На следующий день Варя пришла в «товарищество изобретателей», как в шутку они называли свой коллектив, когда все были в сборе.
— По лицу вижу, что нашла, нашла что-то новенькое! — встретил её Волков, — За километр светишься.
Варя развернула тетрадь, отдавая её во власть стол- пившихся ребят.
— Звездочки? — спросил Толя, взглянув на чертеж. — Гениально!
— Позвольте, позвольте и мне взглянуть, — сказал Титов, немного обиженный на Варю, что она не показала ему первому.

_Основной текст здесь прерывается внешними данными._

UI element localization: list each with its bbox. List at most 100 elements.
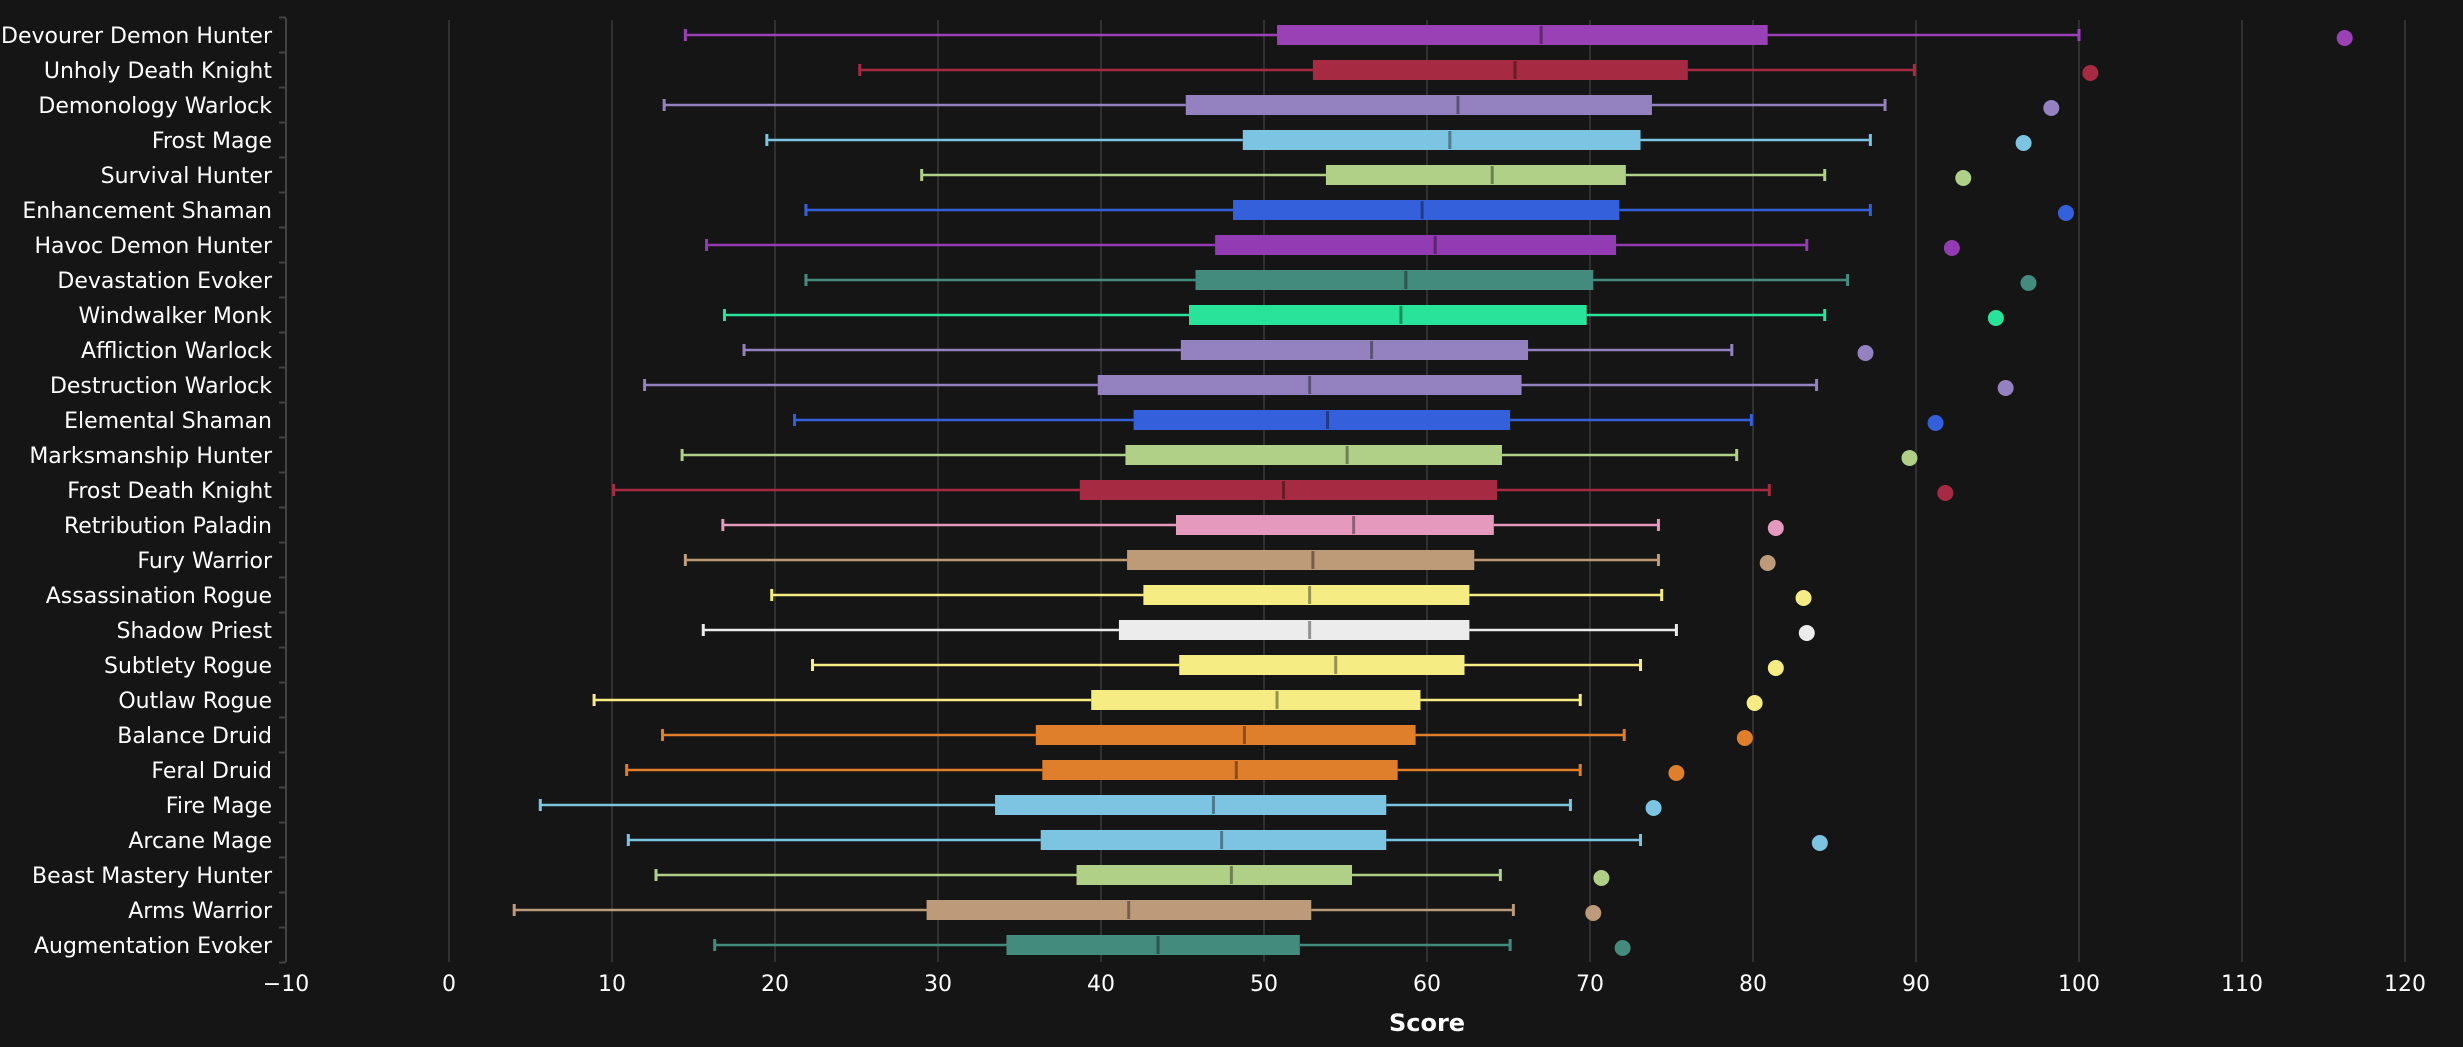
box-group — [654, 865, 1610, 886]
outlier-point — [1798, 625, 1815, 641]
boxes — [512, 25, 2353, 956]
outlier-point — [1901, 450, 1918, 466]
outlier-point — [1997, 380, 2014, 396]
iqr-box — [1006, 935, 1300, 955]
outlier-point — [1937, 485, 1954, 501]
x-tick-label: 90 — [1902, 972, 1930, 997]
box-group — [793, 410, 1944, 431]
outlier-point — [1767, 520, 1784, 536]
outlier-point — [2057, 205, 2074, 221]
iqr-box — [1076, 865, 1353, 885]
outlier-point — [2336, 30, 2353, 46]
iqr-box — [1312, 60, 1688, 80]
iqr-box — [926, 900, 1312, 920]
category-label: Shadow Priest — [117, 619, 273, 644]
outlier-point — [1645, 800, 1662, 816]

«Пожалуйста», — сказала я ему и протянула тетрадь, — писала через день Варя в своем дневнике. — Он стал расхваливать меня и, как тогда, назвал умницей. Тамара стояла поодаль с раскрасневшимся, насупленным лицом. А сегодня, когда я спешила в читальню, размахивая портфелем, чтобы немного позаниматься перед уроками, Иван в черном кожаном пальто и серой шляпе остановил меня. Я покраснела и до того растерялась, что чуть было не выронила портфель, так потрясла меня эта неожиданная встреча. «Вы далеко?»— спросил он, не спуская глаз с моего медленно остывающего лица. «Вы напугали меня, — сказала я. — А иду я в читальню, вернеё уже пришла». Я встала на ступеньку лестницы, а он стоял на земле, чуть пониже, и по его лицу было видно, что он собирается что-то сказать мне… Я потом весь вечер в техникуме помнила этот взгляд, так не свойственный выражению его лица, всегда решительному и твердому, и не знала, как объяснить его. Хоть беги и спрашивай, почему он так посмотрел на меня. Надевая после уроков перед зеркалом берет, я сразу поняла, отчего краснею (господи, опять краснею!) и чьи глаза в зеркале смотрят на меня. Неужели он? Но зачем он здесь? «Работал, устал, вышел побродить, — сказал Иван. — На улице хороший вечер. Жалко, уже каток не работает. Помните, до войны вы катались со мной, но забыли?» Забыла ли я? Его перчатка с прорванным большим пальцем все еще хранится у меня в корзинке. Эту перчатку он надел мне на катке на озябшую руку. Он и тогда уже был взрослым, а я девчонкой-школьницей, а вот возился со мной: учил кататься, точил коньки. Значит, помнил, не забыл, а мог бы и забыть. Я первая ни за что не напомнила бы ему. Что я тогда значила для него? Заходил к отцу по работе, на «ты» меня называл, а я его на «вы».